7 Household Items That Double as Weights

household weight

We’ve told you about it before, and we’ll tell you about it again. Home gyms are a big trend, and they really aren’t going anywhere. Women, and men, are building up their at-home gyms. We even predicted it as a trend at the turn of the new year. Even Aldi and Kmart are jumping on board.

We’ve also disproven the myths around women lifting weights (no, you won’t look like The Rock), and men lifting weights — if you’re aiming for hypertrophy, go for moderate weights.

So now that you’re all set on both weights and on home-gyms, it’s time to combine the two. It’s time to scrounge around your living quarters and find what everyday household items you can use to lift weights. Don’t forget to check the garage, too!

Household Weight #1: Cartons

Whether it’s a carton of milk, or an old bottle of water (they really do come in massive sizes), these are great options because the handle is right there for you. Perfect for gripping and weight lifting.

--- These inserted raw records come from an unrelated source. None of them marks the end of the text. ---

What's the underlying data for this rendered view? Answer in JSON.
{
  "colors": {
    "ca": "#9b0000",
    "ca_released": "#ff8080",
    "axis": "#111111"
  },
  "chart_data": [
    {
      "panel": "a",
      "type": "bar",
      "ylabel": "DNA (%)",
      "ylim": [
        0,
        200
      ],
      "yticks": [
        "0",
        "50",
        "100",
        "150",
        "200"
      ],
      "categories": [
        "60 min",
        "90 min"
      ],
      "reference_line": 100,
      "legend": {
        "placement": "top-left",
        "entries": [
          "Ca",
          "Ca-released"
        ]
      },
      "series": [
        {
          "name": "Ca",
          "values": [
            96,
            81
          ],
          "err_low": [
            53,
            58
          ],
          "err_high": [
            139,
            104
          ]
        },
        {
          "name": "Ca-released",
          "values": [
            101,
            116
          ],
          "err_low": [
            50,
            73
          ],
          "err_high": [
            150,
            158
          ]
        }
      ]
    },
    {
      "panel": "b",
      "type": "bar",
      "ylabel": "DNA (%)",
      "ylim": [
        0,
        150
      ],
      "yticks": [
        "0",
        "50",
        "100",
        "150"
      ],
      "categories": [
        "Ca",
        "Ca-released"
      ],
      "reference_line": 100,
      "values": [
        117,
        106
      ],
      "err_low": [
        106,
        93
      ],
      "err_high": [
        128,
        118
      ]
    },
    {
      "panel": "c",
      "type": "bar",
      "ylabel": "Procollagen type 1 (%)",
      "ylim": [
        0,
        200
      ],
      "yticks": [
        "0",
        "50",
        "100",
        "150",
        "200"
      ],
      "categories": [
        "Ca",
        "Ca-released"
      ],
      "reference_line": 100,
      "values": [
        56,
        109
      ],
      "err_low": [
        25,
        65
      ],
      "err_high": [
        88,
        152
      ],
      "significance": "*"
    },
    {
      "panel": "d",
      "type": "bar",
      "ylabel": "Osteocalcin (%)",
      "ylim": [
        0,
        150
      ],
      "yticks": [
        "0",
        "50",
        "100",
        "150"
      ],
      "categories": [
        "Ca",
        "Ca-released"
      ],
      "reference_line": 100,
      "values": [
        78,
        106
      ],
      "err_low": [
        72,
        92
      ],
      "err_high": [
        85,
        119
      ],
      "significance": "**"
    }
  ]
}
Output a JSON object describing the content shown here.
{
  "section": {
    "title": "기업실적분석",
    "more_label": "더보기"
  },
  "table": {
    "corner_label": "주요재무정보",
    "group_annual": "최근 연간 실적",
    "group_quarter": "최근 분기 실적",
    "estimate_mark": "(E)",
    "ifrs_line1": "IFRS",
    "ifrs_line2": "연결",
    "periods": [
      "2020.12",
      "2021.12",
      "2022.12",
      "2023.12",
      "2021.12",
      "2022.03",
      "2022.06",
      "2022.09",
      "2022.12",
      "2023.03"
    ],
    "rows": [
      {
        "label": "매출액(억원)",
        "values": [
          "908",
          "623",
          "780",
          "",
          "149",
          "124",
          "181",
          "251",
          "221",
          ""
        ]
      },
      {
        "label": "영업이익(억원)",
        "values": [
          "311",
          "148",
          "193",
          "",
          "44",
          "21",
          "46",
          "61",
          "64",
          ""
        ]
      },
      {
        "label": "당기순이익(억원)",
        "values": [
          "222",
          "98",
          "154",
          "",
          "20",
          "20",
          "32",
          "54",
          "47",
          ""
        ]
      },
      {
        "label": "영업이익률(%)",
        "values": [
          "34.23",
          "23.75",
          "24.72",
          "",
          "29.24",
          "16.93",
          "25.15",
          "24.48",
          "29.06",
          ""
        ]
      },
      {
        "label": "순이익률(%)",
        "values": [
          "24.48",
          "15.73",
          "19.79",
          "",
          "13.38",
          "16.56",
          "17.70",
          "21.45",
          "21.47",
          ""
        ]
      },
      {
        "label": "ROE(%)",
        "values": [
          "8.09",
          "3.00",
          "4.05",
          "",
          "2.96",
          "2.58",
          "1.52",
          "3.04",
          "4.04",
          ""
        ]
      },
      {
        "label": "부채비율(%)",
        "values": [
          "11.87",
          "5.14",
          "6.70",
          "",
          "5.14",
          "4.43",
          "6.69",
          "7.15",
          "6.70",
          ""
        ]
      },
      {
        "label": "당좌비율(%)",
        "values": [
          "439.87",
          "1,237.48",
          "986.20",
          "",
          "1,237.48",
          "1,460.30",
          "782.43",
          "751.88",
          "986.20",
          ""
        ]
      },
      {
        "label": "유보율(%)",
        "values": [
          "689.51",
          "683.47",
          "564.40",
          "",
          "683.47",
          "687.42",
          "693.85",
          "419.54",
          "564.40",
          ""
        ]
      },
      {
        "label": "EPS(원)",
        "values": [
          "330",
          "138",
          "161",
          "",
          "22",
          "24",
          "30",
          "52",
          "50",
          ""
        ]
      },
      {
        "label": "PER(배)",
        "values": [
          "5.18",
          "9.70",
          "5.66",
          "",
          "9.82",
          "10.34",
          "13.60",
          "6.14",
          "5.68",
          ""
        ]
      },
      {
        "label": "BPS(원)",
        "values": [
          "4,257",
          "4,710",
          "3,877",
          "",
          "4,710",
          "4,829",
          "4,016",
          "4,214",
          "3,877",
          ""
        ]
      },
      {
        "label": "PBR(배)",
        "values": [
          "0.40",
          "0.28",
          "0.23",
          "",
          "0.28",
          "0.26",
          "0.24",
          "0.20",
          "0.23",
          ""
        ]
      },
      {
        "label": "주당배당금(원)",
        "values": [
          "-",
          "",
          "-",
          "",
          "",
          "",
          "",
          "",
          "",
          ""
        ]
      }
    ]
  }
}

Make sure to finish whatever inside the bottle (don’t want to spoil something you’ve paid for) and fill it with water. If you don’t like the sloshing, you can always pack it full of dirt, rocks or sand.

Household Weight #2: Laundry Detergent

Another big old bottle that you (definitely should) have lying around the house. These are a great op for kettlebells. And, like cartons, they usually got handles. Do a kettlebell swing, any variation of squats, Russian twists and more.

And, like cartons, you can fill them with other liquids once they run out — or, dirt, rocks or sand.

Household Weight #3: A Backpack

Remember how heavy it felt to lug a backpack of books around as a kid? Honestly, sometimes it felt like we’d tip backwards from the force of all that weight.

Well, now you’re an adult, and hopefully a little bit stronger — so it’s time to bring the backpack back. Fill them up with (no, not dirt, rocks or sand) cans, or full bottles, or books to really go down memory lane. Lunges, pushups, squats — the list is endless.

Household Weight #4: Laundry Basket

Not an empty one, unless you’re super new to weights. If you’ve got a basket full of dirty laundry, or clean laundry you’re yet to put away, use that heavy weight as an option for deadlifting at home. Once again, the handles are helpful.

Household Weight #5: Pet

…food. Or an actual pet, if they’re docile enough. Maybe. But bags of pet food are often quite heavy, so are great for lifting heavier weights, or lugging around. Just make sure the bag is unopened, or very well sealed.

Side effect: your pet may interrupt your workout more than usual.

Household Weight #6: Paint Cans

Recently redecorated? Or planning to, but never got round to it? Well, it’s time to put those paint cans stashed away in your garage to good use. Another great option — yes, due to the handles — these are great for farmer carries, or even a single-arm overhead lift.

Household Weight #7: Your Own Body

It’s one we often forget, but yes, body weights are a thing and do affect your workout. As Kate Kraschnefski, the Australian Institute of Fitness‘s head of training, says “Bodyweight exercises can be utilised in a way to build muscle, absolutely!”

Or, if you’ve got an adorable toddler running round…well, they’re anywhere between nine to 15 kilograms. Might complain a little though.